A illustrare il modello del Bambino Gesù, Lucia Celesti che ha voluto ricordare anche la vocazione internazionale dell’Ospedale (5mila circa le famiglie accolte). «Noi ci siamo organizzati grazie a questa rete che io definisco di “santi moderni” le associazioni che ci permettono di mettere a disposizione 200 stanze per l’accoglienza, ma non bastano», ha ammesso. Nel suo intervento il professor Saverio Cinieri, oncologo e presidente eletto dell’Aiom (associazione medica che si occupa delle neoplasie nell’adulto) ha annunciato la costituzione con l’Aieop (oncologia pediatrica) di un working group per affrontare quella particolare età: l’adolescenza in cui servono competenze a cavallo tra le due specializzazioni e la necessità di creare reti. Un recovery plan per la sanità è quanto auspica Filippo Anelli, presidente FNOMCeO. «I fondi devono essere affidati al ministero che non deve essere il mero notaio del sistema, ma un garante dell’uguaglianza. Servono servizi a rete e», ha continuato «non devono essere i cittadini a muoversi, ma i medici e gli operatori in un modello che deve essere sopraregionale. Bisogna muoversi in rete» ha ribadito Anelli.

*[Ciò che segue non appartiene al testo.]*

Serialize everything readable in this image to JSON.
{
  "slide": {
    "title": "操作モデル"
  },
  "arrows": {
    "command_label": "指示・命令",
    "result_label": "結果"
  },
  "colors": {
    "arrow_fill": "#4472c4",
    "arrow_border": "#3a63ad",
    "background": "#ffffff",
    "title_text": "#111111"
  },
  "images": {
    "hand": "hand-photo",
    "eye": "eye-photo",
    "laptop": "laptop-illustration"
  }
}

Una presa in carico olistica, globale del malato è l’auspicio di don Massimo Angelilli che ha osservato come molti problemi nascano da un sistema che è organizzato sulla patologia, più che sul paziente che è parte di un sistema relazionale. «Una persona vive di reti e di relazioni e» ha sottolineato «la relazione cura. Il tema di fondo è interrogarsi su che cosa significa curare una persona».
Dopo le testimonianze di sostegno alle famiglie, accoglienza, cura psicologica e alleanza terapeutica di tre realtà del Terzo settore: Peter Pan onlus, dell'associazione Andrea Tudisco e Associazione Davide Civattini a chiudere l’incontro il presidente della Acli Roberto Rossini che dopo aver sottolineato come i viaggi della speranza siano «frutto di una programmazione sanitaria mancata» e la conseguenza è che con l’attuale disomogeneità «c’è qualcuno che è meno cittadino di altri». La nostra sanità, ha ricordato ancora Rossini registra anche delle eccellenza «L’Italia in Europa è tra le prime nella cura delle malattie tumorali e questo è il risultato di una buona programmazione, della scienza, della capacità di cura e della qualità del nostro personale. Nel nostro Paese ci sono fatti negativi e altri molto positivi», ha osservato chiedendosi anche «quale sanità ci immaginiamo per il nostro futuro?». Una delle prime risposte per il presidente delle Acli è una maggiore integrazione socio-sanitaria «la malattia incide su più dimensioni della persona: famiglia, scuola, lavoro, economia… e l’integrazione tra sociale e sanitario è un obiettivo», ha insistito Rossini richiamando i Budget di Salute «capaci di valorizzare territorio, competenze e Terzo settore che fa molto. Si fa carico di una questione che è tenere insieme il sistema».